[conspire] (OT) propaganda du jour (was: geopolitics)

Rick Moen rick at linuxmafia.com
Thu May 4 23:15:06 PDT 2023


Quoting Paul Zander (paulz at ieee.org):

> On the subject of micro-targeted propaganda, a few years ago, there
> was a lot of chatter about something called "critical race theory".  
> The phrase caught my attention. I wondered what exactly is critical
> race theory? 

There's the actual thing (discussed in some advanced college or graduate
school courses), and there's the symbolic hate thing (allegedly but not
actually taught in elementary school and/or high school).  They are of
course wildly different.  

You can predict that they are wildly different through a very simple
step:  Ask various right-wing critics what the thing they decry _is_.
Each critic will outline a different thing -- and not one of those
things will credibly qualify as a "theory" in any academic sense.

The right-wing critics invent a thing they hate, purport to find it in
this-or-that public school materials, and object to it, calling it
"critical race theory" even though the term means something else
entirely.

An academic named Prof. Kimberlé Williams Crenshaw invented the term in
the 1980s, as the name for an academic discipline trying to solve a
puzzling problem:  Racism remains a prominent problem in US society,
perpetuating disparities along racial grounds, despite decades of civil
rights reforms -- so, _why is that the case_?  Why does the problem
obviously persist, and why are there still racist heirarchies that
continue to mess up lives, despite good intentions and a lot of good
work over many decades?

To try to understand how and why racism nonetheless persists, theorists
look closely at how racism operates at a lived-experience level in
American law and culture, to better understand it.  As such, it was a
challenge to academic orthodoxy of the day, which wasn't otherwise able
to really explain that.

The field has critics within academia who ding it for putting excessive
faith in personal narrative and thereby sacrificing rigour, but still
it's a real and honest effort to address a question otherwise not easy
to answer.

What do the right-wing critics, 50+ years later, think the term means?
It (probably) differs depending on whom you ask, what they purport to be
fighting, and, dunno, maybe the phase of the moon -- but none of the
things they refer to by that name bares the slightest resemblance to the
actual academic school of thought bearing that name.

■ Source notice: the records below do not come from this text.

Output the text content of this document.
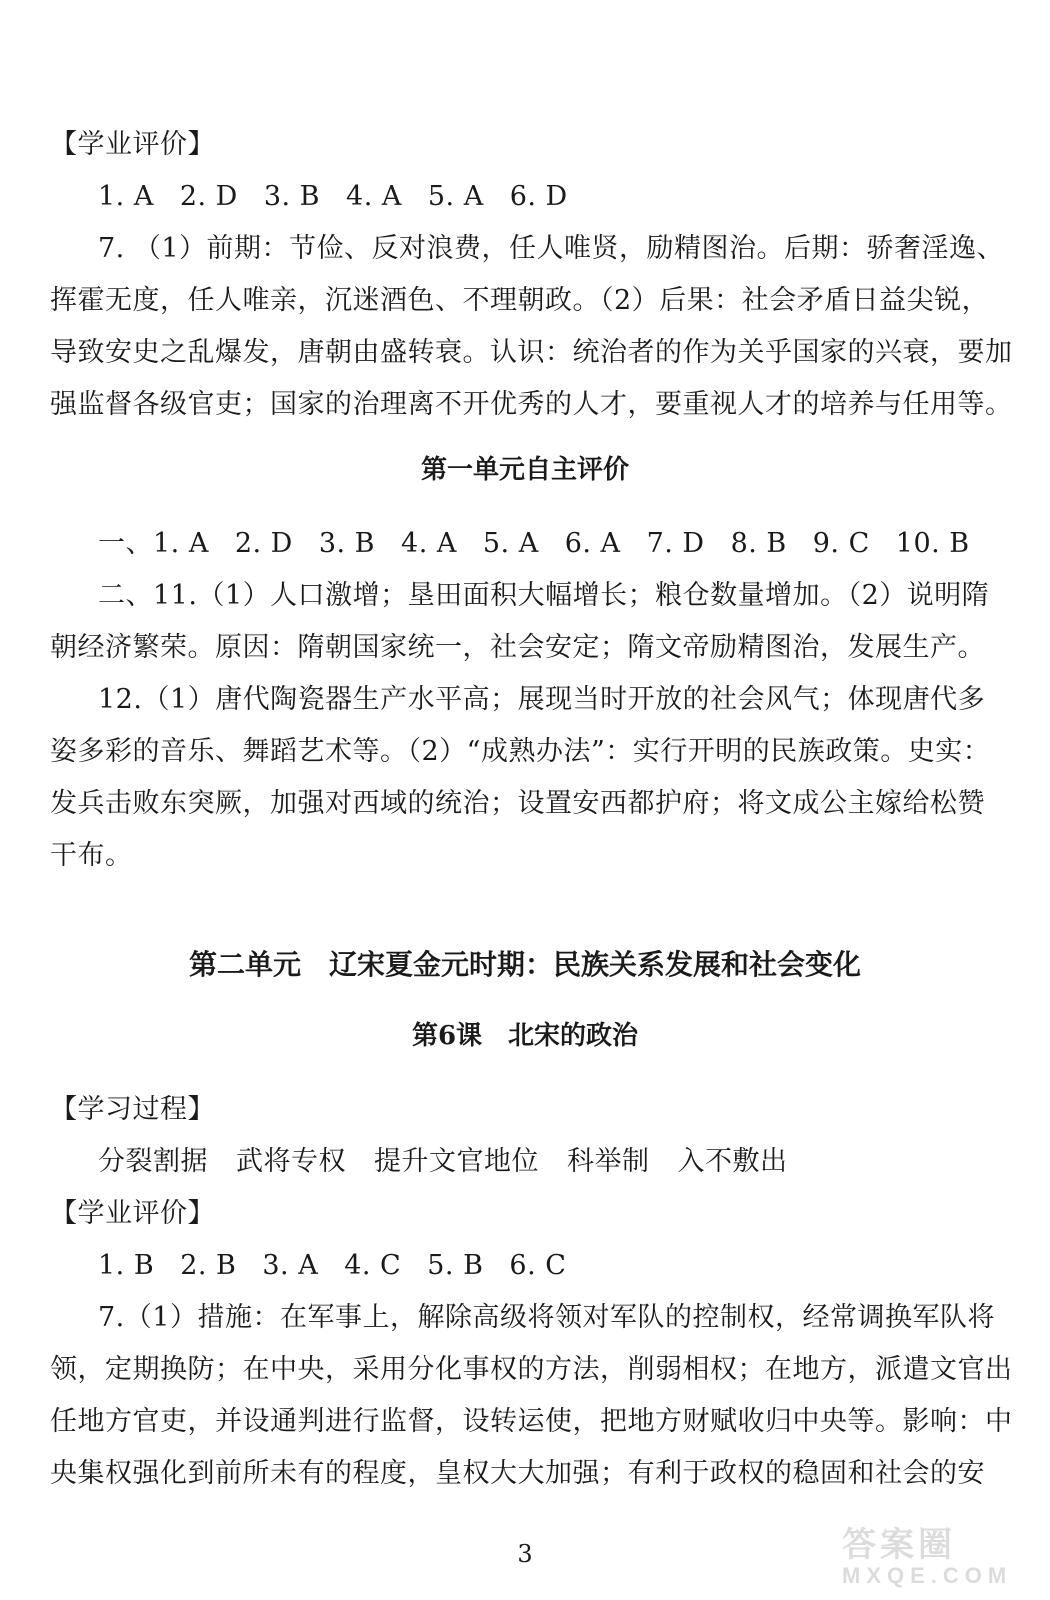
【学业评价】
1. A 2. D 3. B 4. A 5. A 6. D
7. （1）前期：节俭、反对浪费，任人唯贤，励精图治。后期：骄奢淫逸、
挥霍无度，任人唯亲，沉迷酒色、不理朝政。（2）后果：社会矛盾日益尖锐，
导致安史之乱爆发，唐朝由盛转衰。认识：统治者的作为关乎国家的兴衰，要加
强监督各级官吏；国家的治理离不开优秀的人才，要重视人才的培养与任用等。
第一单元自主评价
一、1. A 2. D 3. B 4. A 5. A 6. A 7. D 8. B 9. C 10. B
二、11.（1）人口激增；垦田面积大幅增长；粮仓数量增加。（2）说明隋
朝经济繁荣。原因：隋朝国家统一，社会安定；隋文帝励精图治，发展生产。
12.（1）唐代陶瓷器生产水平高；展现当时开放的社会风气；体现唐代多
姿多彩的音乐、舞蹈艺术等。（2）“成熟办法”：实行开明的民族政策。史实：
发兵击败东突厥，加强对西域的统治；设置安西都护府；将文成公主嫁给松赞
干布。
第二单元　辽宋夏金元时期：民族关系发展和社会变化
第6课　北宋的政治
【学习过程】
分裂割据 武将专权 提升文官地位 科举制 入不敷出
【学业评价】
1. B 2. B 3. A 4. C 5. B 6. C
7.（1）措施：在军事上，解除高级将领对军队的控制权，经常调换军队将
领，定期换防；在中央，采用分化事权的方法，削弱相权；在地方，派遣文官出
任地方官吏，并设通判进行监督，设转运使，把地方财赋收归中央等。影响：中
央集权强化到前所未有的程度，皇权大大加强；有利于政权的稳固和社会的安
3	答案圈
MXQE.COM
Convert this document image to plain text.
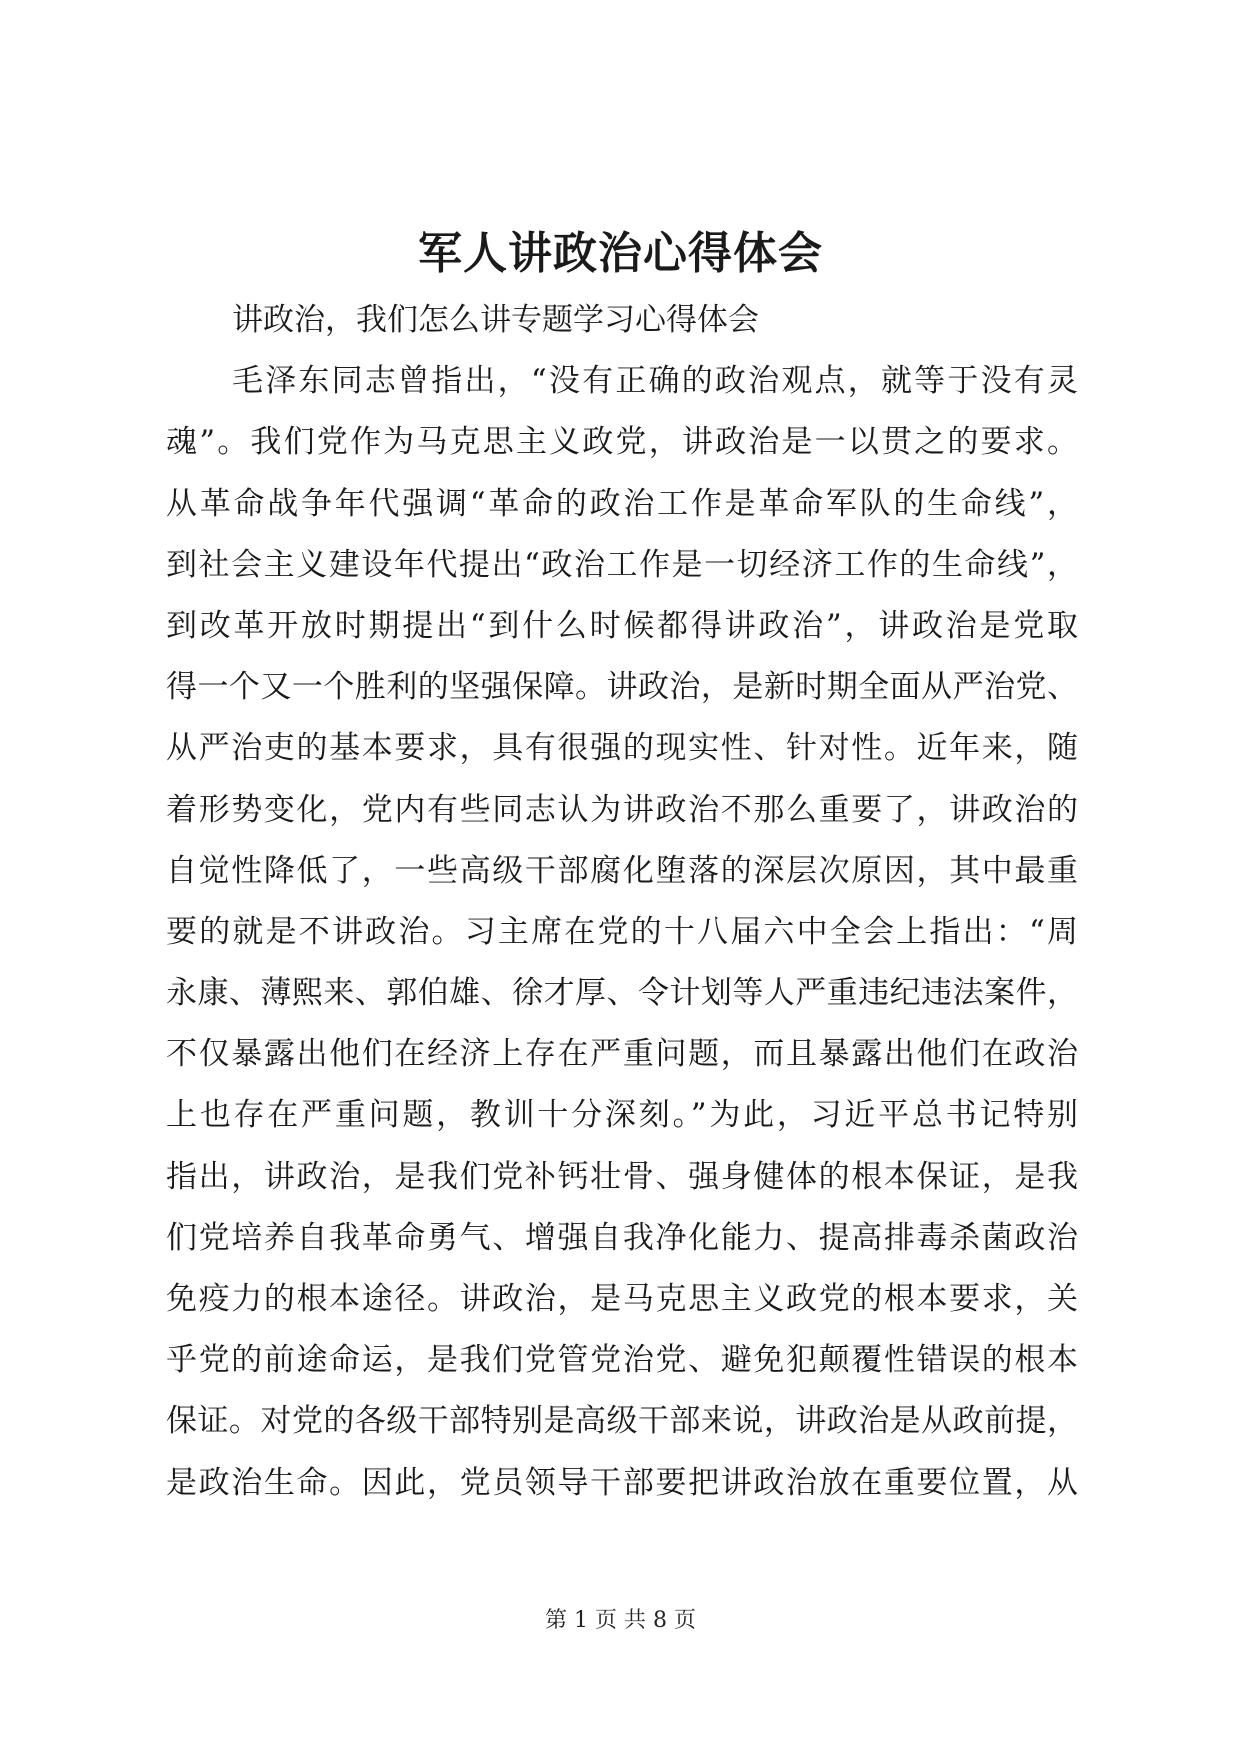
军人讲政治心得体会
讲政治，我们怎么讲专题学习心得体会
毛泽东同志曾指出，“没有正确的政治观点，就等于没有灵
魂”。我们党作为马克思主义政党，讲政治是一以贯之的要求。
从革命战争年代强调“革命的政治工作是革命军队的生命线”，
到社会主义建设年代提出“政治工作是一切经济工作的生命线”，
到改革开放时期提出“到什么时候都得讲政治”，讲政治是党取
得一个又一个胜利的坚强保障。讲政治，是新时期全面从严治党、
从严治吏的基本要求，具有很强的现实性、针对性。近年来，随
着形势变化，党内有些同志认为讲政治不那么重要了，讲政治的
自觉性降低了，一些高级干部腐化堕落的深层次原因，其中最重
要的就是不讲政治。习主席在党的十八届六中全会上指出：“周
永康、薄熙来、郭伯雄、徐才厚、令计划等人严重违纪违法案件，
不仅暴露出他们在经济上存在严重问题，而且暴露出他们在政治
上也存在严重问题，教训十分深刻。”为此，习近平总书记特别
指出，讲政治，是我们党补钙壮骨、强身健体的根本保证，是我
们党培养自我革命勇气、增强自我净化能力、提高排毒杀菌政治
免疫力的根本途径。讲政治，是马克思主义政党的根本要求，关
乎党的前途命运，是我们党管党治党、避免犯颠覆性错误的根本
保证。对党的各级干部特别是高级干部来说，讲政治是从政前提，
是政治生命。因此，党员领导干部要把讲政治放在重要位置，从
第 1 页 共 8 页
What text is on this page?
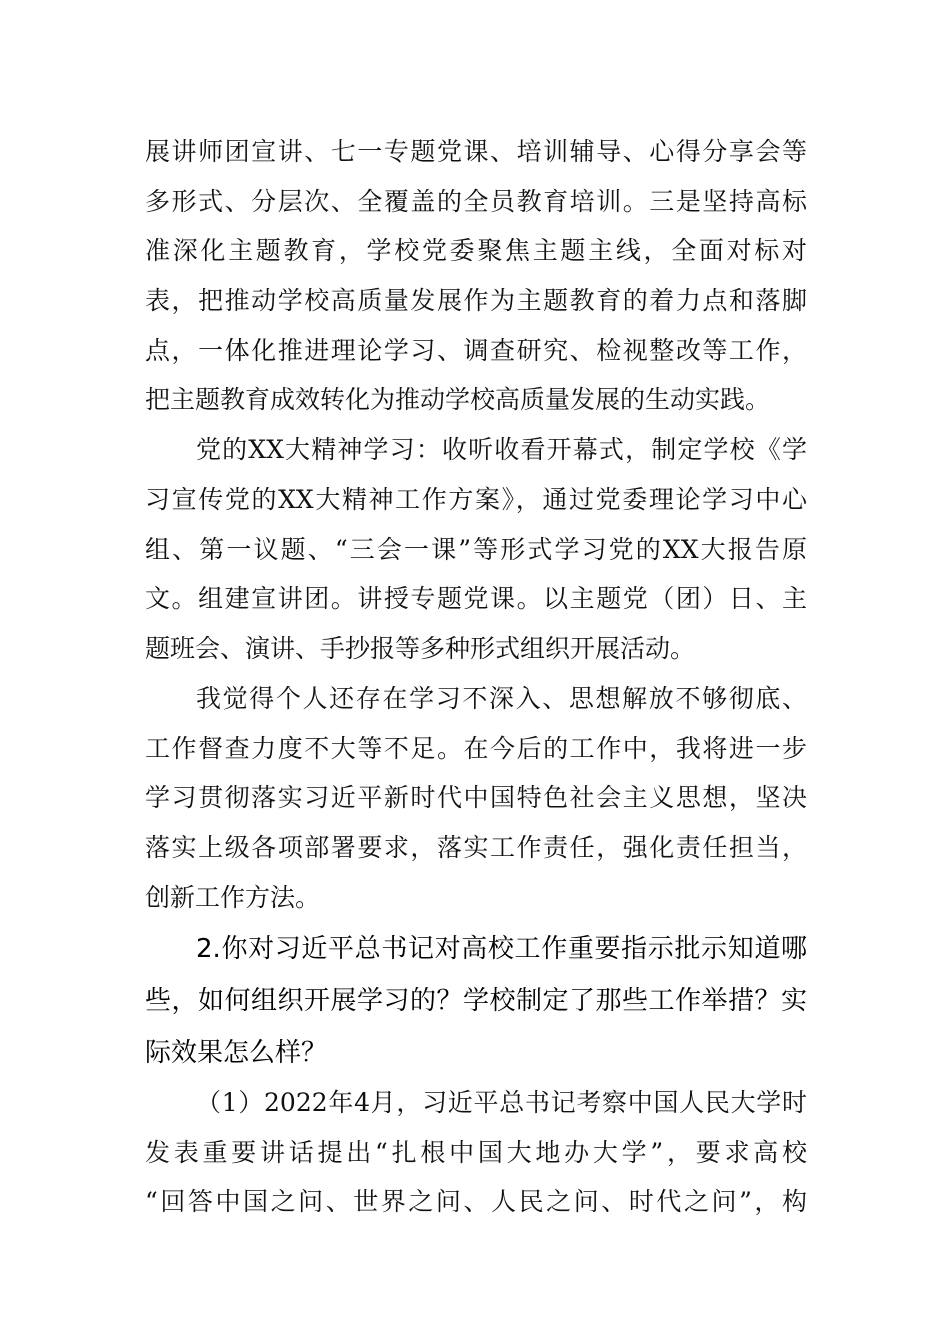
展讲师团宣讲、七一专题党课、培训辅导、心得分享会等

多形式、分层次、全覆盖的全员教育培训。三是坚持高标

准深化主题教育，学校党委聚焦主题主线，全面对标对

表，把推动学校高质量发展作为主题教育的着力点和落脚

点，一体化推进理论学习、调查研究、检视整改等工作，

把主题教育成效转化为推动学校高质量发展的生动实践。

党的XX大精神学习：收听收看开幕式，制定学校《学

习宣传党的XX大精神工作方案》，通过党委理论学习中心

组、第一议题、“三会一课”等形式学习党的XX大报告原

文。组建宣讲团。讲授专题党课。以主题党（团）日、主

题班会、演讲、手抄报等多种形式组织开展活动。

我觉得个人还存在学习不深入、思想解放不够彻底、

工作督查力度不大等不足。在今后的工作中，我将进一步

学习贯彻落实习近平新时代中国特色社会主义思想，坚决

落实上级各项部署要求，落实工作责任，强化责任担当，

创新工作方法。

2.你对习近平总书记对高校工作重要指示批示知道哪

些，如何组织开展学习的？学校制定了那些工作举措？实

际效果怎么样？

（1）2022年4月，习近平总书记考察中国人民大学时

发表重要讲话提出“扎根中国大地办大学”，要求高校

“回答中国之问、世界之问、人民之问、时代之问”，构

In general, the running theme among their objections is their bizarre
notion that any discussion that acknowledges racism having been real 
is, itself, racist, and must be banned as such.  

Which is, y'know, quite the hat trick.  "You are not allowed to talk
about a burglary, because in doing so you are implicitly committing
burglary and would need to be arrested."  Make about as much sense.


Now, Paul, you happen to have asked about something that is used as
theoretical and emotionally symbolic red meat to whip up the passions of
emotionally labile people unwilling or unable to stop and think.  If
someone attempts to do that here, I am going to come down like the wrath
of God on that entire discussion, as listadmin, and I ask you to please
in future be careful about what ideological shibboleths you raise on
this mailing list.

This forum ought to not become "Please explain to me $CURRENT_THING
hotheads are angry about; I'm sure nothing bad will happen."  Yeah, 
please don't.  I really don't need that sort of headache.